Summer blogging recess (and no-go theorems)
I have a bunch of things to attend to over the next month or so, so there will be few (if any) posts. I plan on working (the real job), taking a couple of trips (work- and non-work-related), thinking about a problem Cameron Murray suggested, and finishing up the first draft of the book (see here; I've been spending some time away from the draft, hoping to come back to it with new eyes).
I will also continue to be baffled by the stock-flow accounting advocates (see comments here and here). It seems more and more to be a paradigm akin to market monetarism to me. Market monetarism exists in order to deny the effectiveness of fiscal stimulus [as a primary policy tool]; Stock-flow accounting exists to deny the existence of any weakly-emergent properties of macroeconomies. Everything they seem to say is inconsistent with this picture:
Not this model, mind you, but the existence of this picture. The weakly-emergent travelling wave cannot exist -- even though this kind of weakly-emergent structure is perfectly consistent with strict accounting of the variables.

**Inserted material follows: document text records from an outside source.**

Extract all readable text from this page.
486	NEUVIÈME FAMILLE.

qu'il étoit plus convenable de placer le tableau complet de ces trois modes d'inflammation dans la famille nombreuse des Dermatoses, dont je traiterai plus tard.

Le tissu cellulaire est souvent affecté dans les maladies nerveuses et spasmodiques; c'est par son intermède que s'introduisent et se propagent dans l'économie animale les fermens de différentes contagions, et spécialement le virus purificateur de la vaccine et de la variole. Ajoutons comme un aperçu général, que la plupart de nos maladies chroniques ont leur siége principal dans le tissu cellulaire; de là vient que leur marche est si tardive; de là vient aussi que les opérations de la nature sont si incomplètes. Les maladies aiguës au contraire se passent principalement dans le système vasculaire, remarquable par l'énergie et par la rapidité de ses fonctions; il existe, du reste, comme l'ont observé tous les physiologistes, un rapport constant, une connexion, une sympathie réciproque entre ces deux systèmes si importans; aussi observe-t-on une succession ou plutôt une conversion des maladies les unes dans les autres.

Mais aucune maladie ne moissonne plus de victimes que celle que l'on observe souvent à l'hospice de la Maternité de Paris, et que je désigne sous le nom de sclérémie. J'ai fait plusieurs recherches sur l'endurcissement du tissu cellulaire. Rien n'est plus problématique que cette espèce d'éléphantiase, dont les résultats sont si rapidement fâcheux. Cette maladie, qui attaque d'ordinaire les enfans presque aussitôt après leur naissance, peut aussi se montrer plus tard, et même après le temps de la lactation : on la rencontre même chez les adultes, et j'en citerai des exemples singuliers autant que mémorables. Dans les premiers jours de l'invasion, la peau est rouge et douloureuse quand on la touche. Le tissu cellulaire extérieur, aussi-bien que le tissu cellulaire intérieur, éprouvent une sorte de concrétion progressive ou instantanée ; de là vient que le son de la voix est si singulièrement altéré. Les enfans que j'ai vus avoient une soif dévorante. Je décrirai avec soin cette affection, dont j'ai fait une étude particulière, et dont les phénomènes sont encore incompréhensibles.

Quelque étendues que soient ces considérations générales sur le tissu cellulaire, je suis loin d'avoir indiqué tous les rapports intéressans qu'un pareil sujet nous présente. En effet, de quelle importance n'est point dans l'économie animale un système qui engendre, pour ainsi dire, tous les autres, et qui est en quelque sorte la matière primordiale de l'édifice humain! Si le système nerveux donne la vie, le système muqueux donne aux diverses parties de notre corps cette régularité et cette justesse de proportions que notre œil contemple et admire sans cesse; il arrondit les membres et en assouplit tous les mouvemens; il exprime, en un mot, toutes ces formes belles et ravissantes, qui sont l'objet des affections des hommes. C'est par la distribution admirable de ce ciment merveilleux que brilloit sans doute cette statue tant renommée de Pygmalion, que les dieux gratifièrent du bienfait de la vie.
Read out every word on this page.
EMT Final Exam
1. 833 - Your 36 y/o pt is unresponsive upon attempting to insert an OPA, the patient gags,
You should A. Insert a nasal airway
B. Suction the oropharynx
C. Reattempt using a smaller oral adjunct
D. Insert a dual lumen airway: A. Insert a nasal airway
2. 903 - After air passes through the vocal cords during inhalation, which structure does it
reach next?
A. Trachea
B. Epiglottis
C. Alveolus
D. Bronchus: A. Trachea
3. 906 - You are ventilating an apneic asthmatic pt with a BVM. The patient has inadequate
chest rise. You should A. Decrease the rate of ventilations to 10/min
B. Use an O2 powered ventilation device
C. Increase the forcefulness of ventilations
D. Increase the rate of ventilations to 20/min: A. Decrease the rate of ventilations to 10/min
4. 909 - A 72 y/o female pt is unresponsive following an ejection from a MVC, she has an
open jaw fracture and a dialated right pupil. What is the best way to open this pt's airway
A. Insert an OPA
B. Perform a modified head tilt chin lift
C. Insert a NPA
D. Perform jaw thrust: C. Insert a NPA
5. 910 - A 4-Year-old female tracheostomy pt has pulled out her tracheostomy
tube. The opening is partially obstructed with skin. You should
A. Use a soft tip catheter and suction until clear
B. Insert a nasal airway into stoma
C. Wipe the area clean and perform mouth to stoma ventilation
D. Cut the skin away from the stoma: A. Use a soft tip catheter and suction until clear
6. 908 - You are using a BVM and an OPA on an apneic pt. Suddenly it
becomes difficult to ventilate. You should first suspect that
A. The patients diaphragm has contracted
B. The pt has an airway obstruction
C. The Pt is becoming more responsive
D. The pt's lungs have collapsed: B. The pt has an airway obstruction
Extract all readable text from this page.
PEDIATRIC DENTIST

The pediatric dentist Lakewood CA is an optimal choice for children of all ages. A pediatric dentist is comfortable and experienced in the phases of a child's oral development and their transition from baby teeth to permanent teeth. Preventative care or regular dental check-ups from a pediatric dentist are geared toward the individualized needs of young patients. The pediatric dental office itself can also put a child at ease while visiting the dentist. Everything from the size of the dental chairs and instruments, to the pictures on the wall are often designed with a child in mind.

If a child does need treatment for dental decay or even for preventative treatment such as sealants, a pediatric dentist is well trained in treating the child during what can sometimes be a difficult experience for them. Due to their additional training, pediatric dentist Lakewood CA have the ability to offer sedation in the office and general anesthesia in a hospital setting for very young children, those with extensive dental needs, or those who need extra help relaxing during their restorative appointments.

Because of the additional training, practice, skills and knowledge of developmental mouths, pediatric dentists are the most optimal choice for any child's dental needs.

All I get in response are attempts to teach me accounting! Trust me -- accounting "theorems" don't quite rise to the level of Stokes' Theorem; this stuff is not complex except in vocabulary. I have degree in math with particular emphasis in topology and differential geometry. The discrete point set on which accounting is defined can't be more complex that the typical topology of the Cantor set. However, the main issue is that "you don't understand accounting" isn't particularly responsive to the question: Why are there no weakly-emergent (e.g. field) quantities in systems that obey accounting principles?
Is there some proof of this? It would be some kind of no-go theorem for certain covering spaces of a space defined by a set of functions on some discrete point set, network, or connected intervals. This is of course not generally true: all of solid state electronics is a counterexample, as well as things like temperature and pressure.
There would have to be something specific about the accounting equations that prevents this. However, accounting operators aren't exactly elliptic differential operators, so I have difficulty imagining a no-go theorem arising from addition and multiplication.
This may sound like I' trying to win an argument by bringing up a lot of high level mathematics, but that's actually what's at issue. Denying weakly emergent quantities is a pretty high level mathematical question about the properties of discrete spaces. I can't imagine it can be answered by double entry bookkeeping.